朝日新聞「慰安婦問題を考える」特集要旨

 【強制連行】

 1991(平成3)~92年、朝日新聞は朝鮮人慰安婦について「強制連行された」と報じた。当時は慰安婦関係の資料発掘が進んでおらず、専門家らも裏付けを欠いたままこの語を使っていた。強制連行は使う人によって定義に幅がある。

 朝鮮半島でどのように慰安婦が集められたかという過程は、元慰安婦が名乗り出た91年以降、証言を通して明らかになっていく。慰安婦たちは、徴集の形にかかわらず、戦場で軍隊のために自由を奪われて性行為を強いられ、暴力や爆撃におびえ性病や不妊などの後遺症に苦しんだ経験を語っていた。
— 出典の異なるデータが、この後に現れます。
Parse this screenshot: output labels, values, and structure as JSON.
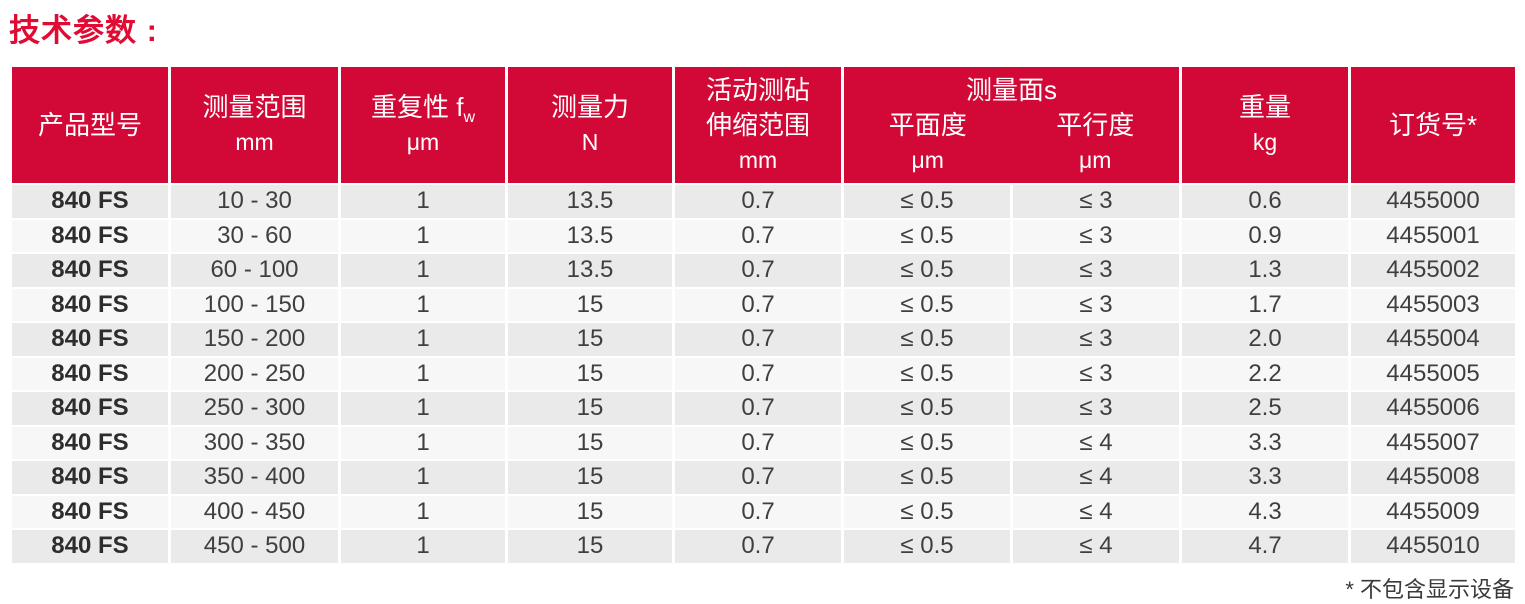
{
  "title": "技术参数 :",
  "footnote": "* 不包含显示设备",
  "colors": {
    "header_red": "#d20936",
    "title_red": "#e00a33",
    "row_odd": "#eaeaea",
    "row_even": "#f7f7f7",
    "text_dark": "#3f3f3f"
  },
  "table": {
    "header": {
      "product_model": "产品型号",
      "range_label": "测量范围",
      "range_unit": "mm",
      "repeat_label": "重复性 f",
      "repeat_sub": "w",
      "repeat_unit": "μm",
      "force_label": "测量力",
      "force_unit": "N",
      "anvil_line1": "活动测砧",
      "anvil_line2": "伸缩范围",
      "anvil_unit": "mm",
      "faces_group": "测量面s",
      "flatness_label": "平面度",
      "flatness_unit": "μm",
      "parallel_label": "平行度",
      "parallel_unit": "μm",
      "weight_label": "重量",
      "weight_unit": "kg",
      "order_label": "订货号*"
    },
    "rows": [
      [
        "840 FS",
        "10 - 30",
        "1",
        "13.5",
        "0.7",
        "≤ 0.5",
        "≤ 3",
        "0.6",
        "4455000"
      ],
      [
        "840 FS",
        "30 - 60",
        "1",
        "13.5",
        "0.7",
        "≤ 0.5",
        "≤ 3",
        "0.9",
        "4455001"
      ],
      [
        "840 FS",
        "60 - 100",
        "1",
        "13.5",
        "0.7",
        "≤ 0.5",
        "≤ 3",
        "1.3",
        "4455002"
      ],
      [
        "840 FS",
        "100 - 150",
        "1",
        "15",
        "0.7",
        "≤ 0.5",
        "≤ 3",
        "1.7",
        "4455003"
      ],
      [
        "840 FS",
        "150 - 200",
        "1",
        "15",
        "0.7",
        "≤ 0.5",
        "≤ 3",
        "2.0",
        "4455004"
      ],
      [
        "840 FS",
        "200 - 250",
        "1",
        "15",
        "0.7",
        "≤ 0.5",
        "≤ 3",
        "2.2",
        "4455005"
      ],
      [
        "840 FS",
        "250 - 300",
        "1",
        "15",
        "0.7",
        "≤ 0.5",
        "≤ 3",
        "2.5",
        "4455006"
      ],
      [
        "840 FS",
        "300 - 350",
        "1",
        "15",
        "0.7",
        "≤ 0.5",
        "≤ 4",
        "3.3",
        "4455007"
      ],
      [
        "840 FS",
        "350 - 400",
        "1",
        "15",
        "0.7",
        "≤ 0.5",
        "≤ 4",
        "3.3",
        "4455008"
      ],
      [
        "840 FS",
        "400 - 450",
        "1",
        "15",
        "0.7",
        "≤ 0.5",
        "≤ 4",
        "4.3",
        "4455009"
      ],
      [
        "840 FS",
        "450 - 500",
        "1",
        "15",
        "0.7",
        "≤ 0.5",
        "≤ 4",
        "4.7",
        "4455010"
      ]
    ]
  }
}
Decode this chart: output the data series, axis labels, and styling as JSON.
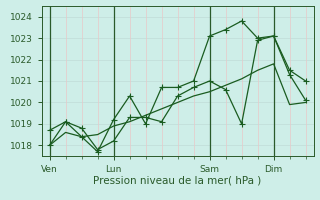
{
  "bg_color": "#ceeee8",
  "grid_color_h": "#c0dcd8",
  "grid_color_v_minor": "#e8c8c8",
  "grid_color_v_major": "#c0dcd8",
  "line_color": "#1a5c20",
  "marker_color": "#1a5c20",
  "xlabel": "Pression niveau de la mer( hPa )",
  "ylim": [
    1017.5,
    1024.5
  ],
  "yticks": [
    1018,
    1019,
    1020,
    1021,
    1022,
    1023,
    1024
  ],
  "day_labels": [
    "Ven",
    "Lun",
    "Sam",
    "Dim"
  ],
  "day_positions": [
    0,
    4,
    10,
    14
  ],
  "n_points": 17,
  "series1_x": [
    0,
    1,
    2,
    3,
    4,
    5,
    6,
    7,
    8,
    9,
    10,
    11,
    12,
    13,
    14,
    15,
    16
  ],
  "series1_y": [
    1018.7,
    1019.1,
    1018.8,
    1017.8,
    1018.2,
    1019.3,
    1019.3,
    1019.1,
    1020.3,
    1020.7,
    1021.0,
    1020.6,
    1019.0,
    1022.9,
    1023.1,
    1021.5,
    1021.0
  ],
  "series2_x": [
    0,
    1,
    2,
    3,
    4,
    5,
    6,
    7,
    8,
    9,
    10,
    11,
    12,
    13,
    14,
    15,
    16
  ],
  "series2_y": [
    1018.0,
    1018.6,
    1018.4,
    1018.5,
    1018.9,
    1019.1,
    1019.4,
    1019.7,
    1020.0,
    1020.3,
    1020.5,
    1020.8,
    1021.1,
    1021.5,
    1021.8,
    1019.9,
    1020.0
  ],
  "series3_x": [
    0,
    1,
    2,
    3,
    4,
    5,
    6,
    7,
    8,
    9,
    10,
    11,
    12,
    13,
    14,
    15,
    16
  ],
  "series3_y": [
    1018.0,
    1019.1,
    1018.4,
    1017.7,
    1019.2,
    1020.3,
    1019.0,
    1020.7,
    1020.7,
    1021.0,
    1023.1,
    1023.4,
    1023.8,
    1023.0,
    1023.1,
    1021.3,
    1020.1
  ],
  "vline_color": "#2a5a2a",
  "xlabel_fontsize": 7.5,
  "tick_fontsize": 6.5,
  "linewidth": 0.9,
  "markersize": 2.2
}
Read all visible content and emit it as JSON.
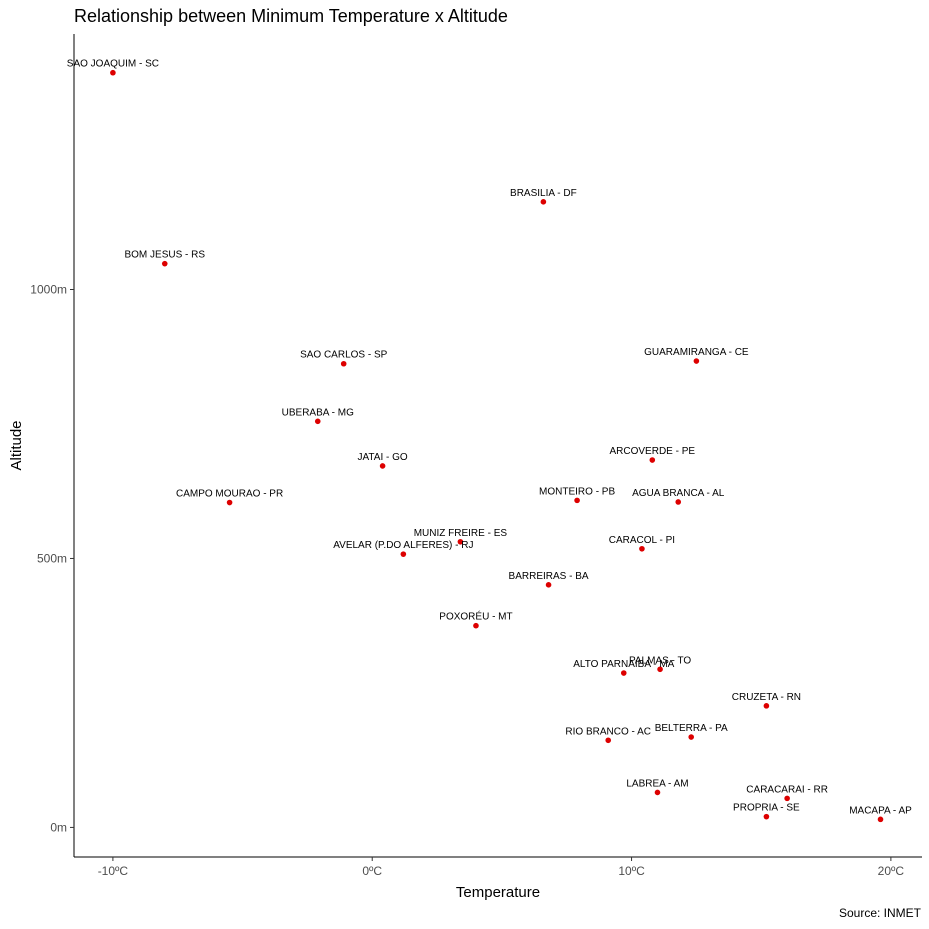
{
  "chart_data": {
    "type": "scatter",
    "title": "Relationship between Minimum Temperature x Altitude",
    "caption": "Source: INMET",
    "xlabel": "Temperature",
    "ylabel": "Altitude",
    "xlim": [
      -11.5,
      21.2
    ],
    "ylim": [
      -55,
      1475
    ],
    "x_ticks": [
      {
        "value": -10,
        "label": "-10ºC"
      },
      {
        "value": 0,
        "label": "0ºC"
      },
      {
        "value": 10,
        "label": "10ºC"
      },
      {
        "value": 20,
        "label": "20ºC"
      }
    ],
    "y_ticks": [
      {
        "value": 0,
        "label": "0m"
      },
      {
        "value": 500,
        "label": "500m"
      },
      {
        "value": 1000,
        "label": "1000m"
      }
    ],
    "grid": false,
    "point_color": "#dd0000",
    "points": [
      {
        "label": "SAO JOAQUIM - SC",
        "x": -10.0,
        "y": 1403
      },
      {
        "label": "BRASILIA - DF",
        "x": 6.6,
        "y": 1163
      },
      {
        "label": "BOM JESUS - RS",
        "x": -8.0,
        "y": 1048
      },
      {
        "label": "SAO CARLOS - SP",
        "x": -1.1,
        "y": 862
      },
      {
        "label": "GUARAMIRANGA - CE",
        "x": 12.5,
        "y": 867
      },
      {
        "label": "UBERABA - MG",
        "x": -2.1,
        "y": 755
      },
      {
        "label": "JATAI - GO",
        "x": 0.4,
        "y": 672
      },
      {
        "label": "ARCOVERDE - PE",
        "x": 10.8,
        "y": 683
      },
      {
        "label": "CAMPO MOURAO - PR",
        "x": -5.5,
        "y": 604
      },
      {
        "label": "MONTEIRO - PB",
        "x": 7.9,
        "y": 608
      },
      {
        "label": "AGUA BRANCA - AL",
        "x": 11.8,
        "y": 605
      },
      {
        "label": "MUNIZ FREIRE - ES",
        "x": 3.4,
        "y": 531
      },
      {
        "label": "AVELAR (P.DO ALFERES) - RJ",
        "x": 1.2,
        "y": 508
      },
      {
        "label": "CARACOL - PI",
        "x": 10.4,
        "y": 518
      },
      {
        "label": "BARREIRAS - BA",
        "x": 6.8,
        "y": 451
      },
      {
        "label": "POXORÉU - MT",
        "x": 4.0,
        "y": 375
      },
      {
        "label": "PALMAS - TO",
        "x": 11.1,
        "y": 294
      },
      {
        "label": "ALTO PARNAIBA - MA",
        "x": 9.7,
        "y": 287
      },
      {
        "label": "CRUZETA - RN",
        "x": 15.2,
        "y": 226
      },
      {
        "label": "BELTERRA - PA",
        "x": 12.3,
        "y": 168
      },
      {
        "label": "RIO BRANCO - AC",
        "x": 9.1,
        "y": 162
      },
      {
        "label": "LABREA - AM",
        "x": 11.0,
        "y": 65
      },
      {
        "label": "CARACARAI - RR",
        "x": 16.0,
        "y": 54
      },
      {
        "label": "PROPRIA - SE",
        "x": 15.2,
        "y": 20
      },
      {
        "label": "MACAPA - AP",
        "x": 19.6,
        "y": 15
      }
    ]
  }
}
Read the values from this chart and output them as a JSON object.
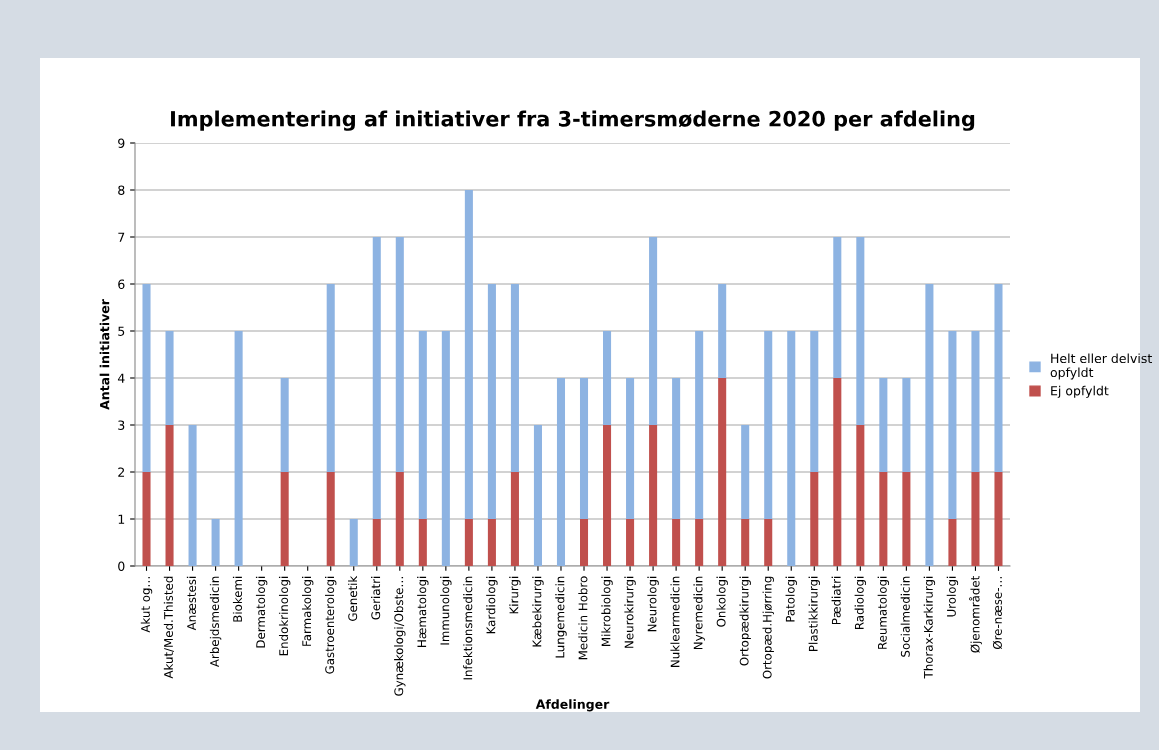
{
  "chart_data": {
    "type": "bar",
    "stacked": true,
    "title": "Implementering af initiativer fra 3-timersmøderne 2020 per afdeling",
    "xlabel": "Afdelinger",
    "ylabel": "Antal initiativer",
    "categories": [
      "Akut og…",
      "Akut/Med.Thisted",
      "Anæstesi",
      "Arbejdsmedicin",
      "Biokemi",
      "Dermatologi",
      "Endokrinologi",
      "Farmakologi",
      "Gastroenterologi",
      "Genetik",
      "Geriatri",
      "Gynækologi/Obste…",
      "Hæmatologi",
      "Immunologi",
      "Infektionsmedicin",
      "Kardiologi",
      "Kirurgi",
      "Kæbekirurgi",
      "Lungemedicin",
      "Medicin Hobro",
      "Mikrobiologi",
      "Neurokirurgi",
      "Neurologi",
      "Nuklearmedicin",
      "Nyremedicin",
      "Onkologi",
      "Ortopædkirurgi",
      "Ortopæd.Hjørring",
      "Patologi",
      "Plastikkirurgi",
      "Pædiatri",
      "Radiologi",
      "Reumatologi",
      "Socialmedicin",
      "Thorax-Karkirurgi",
      "Urologi",
      "Øjenområdet",
      "Øre-næse-…"
    ],
    "series": [
      {
        "name": "Ej opfyldt",
        "color": "#c0504d",
        "values": [
          2,
          3,
          0,
          0,
          0,
          0,
          2,
          0,
          2,
          0,
          1,
          2,
          1,
          0,
          1,
          1,
          2,
          0,
          0,
          1,
          3,
          1,
          3,
          1,
          1,
          4,
          1,
          1,
          0,
          2,
          4,
          3,
          2,
          2,
          0,
          1,
          2,
          2
        ]
      },
      {
        "name": "Helt eller delvist opfyldt",
        "color": "#8db3e2",
        "values": [
          4,
          2,
          3,
          1,
          5,
          0,
          2,
          0,
          4,
          1,
          6,
          5,
          4,
          5,
          7,
          5,
          4,
          3,
          4,
          3,
          2,
          3,
          4,
          3,
          4,
          2,
          2,
          4,
          5,
          3,
          3,
          4,
          2,
          2,
          6,
          4,
          3,
          4
        ]
      }
    ],
    "ylim": [
      0,
      9
    ],
    "yticks": [
      0,
      1,
      2,
      3,
      4,
      5,
      6,
      7,
      8,
      9
    ],
    "grid": "y",
    "legend": "right"
  }
}
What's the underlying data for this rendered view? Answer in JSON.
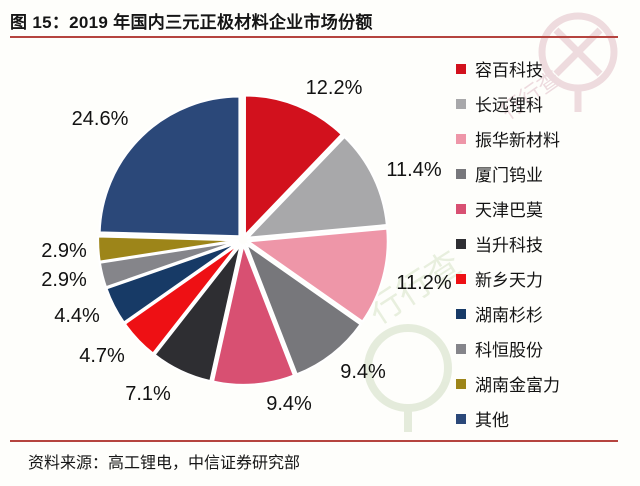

 河野洋平官房長官談話は「慰安所の生活は強制的な状況で痛ましいものだった」「募集、移送、管理等も、甘言、強圧による等、総じて本人たちの意思に反して行われた」と認めた。日本政府が行った調査では、朝鮮半島では軍の意思で組織的に有形力の行使が行われるといった「狭い意味の強制連行」は確認されなかったといい、談話は「強制連行」ではなく、戦場の慰安所で自由意思を奪われた「強制」性を問題とした。

 ◇読者のみなさまへ

 日本の植民地だった朝鮮や台湾では、軍の意向を受けた業者が「良い仕事がある」などとだまして多くの女性を集めることができ、軍などが組織的に人さらいのように連行した資料は見つかっていません。一方、インドネシアなど日本軍の占領下にあった地域では、軍が現地の女性を無理やり連行したことを示す資料が確認されています。共通するのは、女性たちが本人の意に反して慰安婦にされる強制性があったことです。